DevOps as a progressive and conservative field

DevOps as a progressive and conservative field

On one hand, DevOps as a term is still fairly young compared to many other things in IT, while on the other hand it is built on technologies that have been around for many years. And that makes it a doubly interesting direction for personal growth.

*️⃣Let's take software development for comparison, or rather one of its quite popular parts — frontend. It seems like getting into it isn't all that hard or time-consuming, but there's a catch. Yes, to work at a given moment in time and on a particular project you need to know the basics of the language and the specifics of the framework.

That's much easier than DevOps, where you need to understand many things.

However, it later turns out that the code you wrote behaves differently than planned on certain devices, browsers, users (fill in your own). And later, on a neighboring project, you find out they use a different framework and you have to learn it. And a year or two later yet another trendy framework comes out and life forces you to learn it too.

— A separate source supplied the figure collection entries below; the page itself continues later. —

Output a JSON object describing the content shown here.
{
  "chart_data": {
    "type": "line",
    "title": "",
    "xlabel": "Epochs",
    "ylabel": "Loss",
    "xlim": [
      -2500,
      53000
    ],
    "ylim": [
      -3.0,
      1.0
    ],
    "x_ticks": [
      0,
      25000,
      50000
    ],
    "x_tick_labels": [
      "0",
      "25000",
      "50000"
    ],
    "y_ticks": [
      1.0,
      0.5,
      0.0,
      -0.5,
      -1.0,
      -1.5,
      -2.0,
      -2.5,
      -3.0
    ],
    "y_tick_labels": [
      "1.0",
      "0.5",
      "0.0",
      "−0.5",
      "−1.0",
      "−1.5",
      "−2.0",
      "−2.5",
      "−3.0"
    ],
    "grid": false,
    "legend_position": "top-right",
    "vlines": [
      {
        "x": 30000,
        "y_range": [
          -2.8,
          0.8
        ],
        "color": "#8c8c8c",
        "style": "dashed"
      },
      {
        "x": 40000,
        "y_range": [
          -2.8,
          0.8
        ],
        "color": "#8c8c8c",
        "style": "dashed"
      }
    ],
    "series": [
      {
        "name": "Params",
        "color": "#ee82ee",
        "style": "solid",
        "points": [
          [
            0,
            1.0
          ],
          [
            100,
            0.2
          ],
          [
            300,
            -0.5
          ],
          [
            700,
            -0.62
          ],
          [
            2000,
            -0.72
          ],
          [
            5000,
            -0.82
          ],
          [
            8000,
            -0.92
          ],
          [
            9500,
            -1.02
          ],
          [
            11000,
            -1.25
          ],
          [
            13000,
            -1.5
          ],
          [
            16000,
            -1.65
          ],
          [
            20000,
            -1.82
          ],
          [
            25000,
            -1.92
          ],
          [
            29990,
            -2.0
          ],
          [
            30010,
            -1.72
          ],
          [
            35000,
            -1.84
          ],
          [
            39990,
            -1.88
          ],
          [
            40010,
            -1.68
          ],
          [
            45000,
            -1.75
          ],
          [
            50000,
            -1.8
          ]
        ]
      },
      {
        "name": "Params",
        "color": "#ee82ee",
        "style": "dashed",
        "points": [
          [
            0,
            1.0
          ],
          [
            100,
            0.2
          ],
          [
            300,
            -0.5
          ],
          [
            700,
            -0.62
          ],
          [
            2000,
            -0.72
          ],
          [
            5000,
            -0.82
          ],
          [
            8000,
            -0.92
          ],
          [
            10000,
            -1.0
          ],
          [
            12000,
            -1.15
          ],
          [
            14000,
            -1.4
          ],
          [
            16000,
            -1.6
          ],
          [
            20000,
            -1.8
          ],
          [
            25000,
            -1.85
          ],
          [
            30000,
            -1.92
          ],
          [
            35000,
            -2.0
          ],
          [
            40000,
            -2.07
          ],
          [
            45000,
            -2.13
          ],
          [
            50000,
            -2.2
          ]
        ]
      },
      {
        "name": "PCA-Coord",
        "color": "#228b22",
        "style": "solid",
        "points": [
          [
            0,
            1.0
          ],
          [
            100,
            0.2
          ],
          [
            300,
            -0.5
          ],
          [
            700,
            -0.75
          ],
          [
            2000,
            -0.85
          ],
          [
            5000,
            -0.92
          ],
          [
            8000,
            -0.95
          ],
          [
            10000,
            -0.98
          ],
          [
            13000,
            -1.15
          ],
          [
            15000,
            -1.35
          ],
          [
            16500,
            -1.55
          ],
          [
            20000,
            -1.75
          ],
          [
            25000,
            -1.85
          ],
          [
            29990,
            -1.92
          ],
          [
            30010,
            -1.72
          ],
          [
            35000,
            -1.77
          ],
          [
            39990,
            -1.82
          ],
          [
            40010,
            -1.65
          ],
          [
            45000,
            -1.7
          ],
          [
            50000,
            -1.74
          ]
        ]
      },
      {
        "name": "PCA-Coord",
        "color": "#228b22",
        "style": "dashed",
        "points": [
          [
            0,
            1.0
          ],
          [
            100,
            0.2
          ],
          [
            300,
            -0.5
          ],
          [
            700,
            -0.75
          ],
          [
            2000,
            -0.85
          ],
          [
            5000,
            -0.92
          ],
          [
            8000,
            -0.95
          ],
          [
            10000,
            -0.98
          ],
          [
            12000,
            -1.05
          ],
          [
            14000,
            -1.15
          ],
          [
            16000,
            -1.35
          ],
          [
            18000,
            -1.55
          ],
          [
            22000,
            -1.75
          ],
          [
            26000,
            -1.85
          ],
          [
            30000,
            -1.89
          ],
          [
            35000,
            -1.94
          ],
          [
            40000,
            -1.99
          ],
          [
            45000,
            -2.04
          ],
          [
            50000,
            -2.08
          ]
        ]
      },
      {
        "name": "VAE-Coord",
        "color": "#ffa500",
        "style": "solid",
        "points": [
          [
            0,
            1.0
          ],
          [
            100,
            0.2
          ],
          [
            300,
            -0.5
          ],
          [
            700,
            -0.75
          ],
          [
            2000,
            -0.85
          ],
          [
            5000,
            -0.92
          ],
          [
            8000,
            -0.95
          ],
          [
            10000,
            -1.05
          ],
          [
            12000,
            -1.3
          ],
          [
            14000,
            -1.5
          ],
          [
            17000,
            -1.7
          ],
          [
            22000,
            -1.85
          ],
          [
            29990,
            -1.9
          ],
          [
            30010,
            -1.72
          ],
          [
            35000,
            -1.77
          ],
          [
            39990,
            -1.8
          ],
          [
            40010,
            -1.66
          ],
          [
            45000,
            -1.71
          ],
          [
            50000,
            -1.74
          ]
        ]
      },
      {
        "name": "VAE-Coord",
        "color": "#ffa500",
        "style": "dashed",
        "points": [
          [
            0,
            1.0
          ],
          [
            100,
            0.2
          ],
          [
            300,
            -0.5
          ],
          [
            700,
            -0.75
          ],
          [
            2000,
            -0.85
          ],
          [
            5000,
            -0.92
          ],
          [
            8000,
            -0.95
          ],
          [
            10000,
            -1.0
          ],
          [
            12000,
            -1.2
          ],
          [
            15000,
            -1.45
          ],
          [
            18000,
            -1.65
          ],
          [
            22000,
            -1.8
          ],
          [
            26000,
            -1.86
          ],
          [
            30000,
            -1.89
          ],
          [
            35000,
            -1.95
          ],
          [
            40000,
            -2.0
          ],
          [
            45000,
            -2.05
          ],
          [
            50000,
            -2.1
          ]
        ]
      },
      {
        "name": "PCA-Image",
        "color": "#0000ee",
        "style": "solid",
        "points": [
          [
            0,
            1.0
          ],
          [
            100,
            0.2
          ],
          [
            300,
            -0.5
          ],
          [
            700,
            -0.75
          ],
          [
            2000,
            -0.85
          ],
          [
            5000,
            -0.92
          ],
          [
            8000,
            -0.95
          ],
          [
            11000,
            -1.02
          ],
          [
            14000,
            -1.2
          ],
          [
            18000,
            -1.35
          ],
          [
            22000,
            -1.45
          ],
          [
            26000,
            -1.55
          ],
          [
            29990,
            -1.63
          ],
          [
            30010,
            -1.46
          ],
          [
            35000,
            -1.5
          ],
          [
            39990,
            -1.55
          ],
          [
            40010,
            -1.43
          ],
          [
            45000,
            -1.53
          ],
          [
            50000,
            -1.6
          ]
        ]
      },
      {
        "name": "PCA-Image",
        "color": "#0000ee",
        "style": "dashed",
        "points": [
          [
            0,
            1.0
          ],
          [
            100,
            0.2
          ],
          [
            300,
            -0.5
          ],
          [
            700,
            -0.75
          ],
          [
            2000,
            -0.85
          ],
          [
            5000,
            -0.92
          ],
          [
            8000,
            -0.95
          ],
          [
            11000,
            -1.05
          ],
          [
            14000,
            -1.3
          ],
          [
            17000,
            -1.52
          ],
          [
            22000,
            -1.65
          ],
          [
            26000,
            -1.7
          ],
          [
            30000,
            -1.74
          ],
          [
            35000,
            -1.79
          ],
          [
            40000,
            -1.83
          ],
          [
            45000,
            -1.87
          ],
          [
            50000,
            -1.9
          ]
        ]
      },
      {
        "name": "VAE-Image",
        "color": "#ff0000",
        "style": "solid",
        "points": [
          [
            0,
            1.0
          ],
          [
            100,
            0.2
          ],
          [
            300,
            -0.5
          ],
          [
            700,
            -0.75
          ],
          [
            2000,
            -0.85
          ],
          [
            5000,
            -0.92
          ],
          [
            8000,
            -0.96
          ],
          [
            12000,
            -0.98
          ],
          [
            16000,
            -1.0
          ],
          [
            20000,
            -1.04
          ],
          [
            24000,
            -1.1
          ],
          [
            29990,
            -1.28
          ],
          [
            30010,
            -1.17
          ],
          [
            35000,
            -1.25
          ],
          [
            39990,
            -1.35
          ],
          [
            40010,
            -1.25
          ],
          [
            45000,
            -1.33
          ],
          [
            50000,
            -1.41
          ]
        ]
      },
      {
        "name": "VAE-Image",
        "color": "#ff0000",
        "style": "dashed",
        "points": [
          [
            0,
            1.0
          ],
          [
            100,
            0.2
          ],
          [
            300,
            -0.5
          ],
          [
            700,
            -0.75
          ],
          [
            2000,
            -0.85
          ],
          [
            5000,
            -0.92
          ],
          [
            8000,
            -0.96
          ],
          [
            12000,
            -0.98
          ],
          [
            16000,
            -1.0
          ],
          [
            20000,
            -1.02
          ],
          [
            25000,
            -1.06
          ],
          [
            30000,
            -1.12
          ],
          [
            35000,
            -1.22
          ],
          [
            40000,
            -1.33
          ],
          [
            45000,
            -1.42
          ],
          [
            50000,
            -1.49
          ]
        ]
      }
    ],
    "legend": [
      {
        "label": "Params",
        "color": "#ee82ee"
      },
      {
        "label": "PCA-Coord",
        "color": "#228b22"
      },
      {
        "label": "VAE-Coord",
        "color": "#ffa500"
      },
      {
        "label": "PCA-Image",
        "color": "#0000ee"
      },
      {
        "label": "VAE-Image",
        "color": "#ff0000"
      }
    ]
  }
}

Mobile development, by the way, hasn't gone far in this respect either.

In DevOps it's different: the number of tools you need to know isn't that small, but it is quite finite, and the most popular ones can be counted on the fingers of one hand. On top of that, fundamental knowledge is always valued: Linux, networking, containers, IaC, CI/CD.

I regularly get questions like:

❔"Are you sure that the things I learn will still be relevant in a year or two?" My answer is simple and clear: absolutely.

My courses contain no fleeting, just-emerged technologies, only time-tested things that have been with us for 10 years or more. And of course, those are exactly the ones that show up most often in job requirements.

🙂 That said, this doesn't mean everything stands still and never changes for years; changes do happen, this is inevitable and wonderful. We simply watch them and apply the best approaches in our work.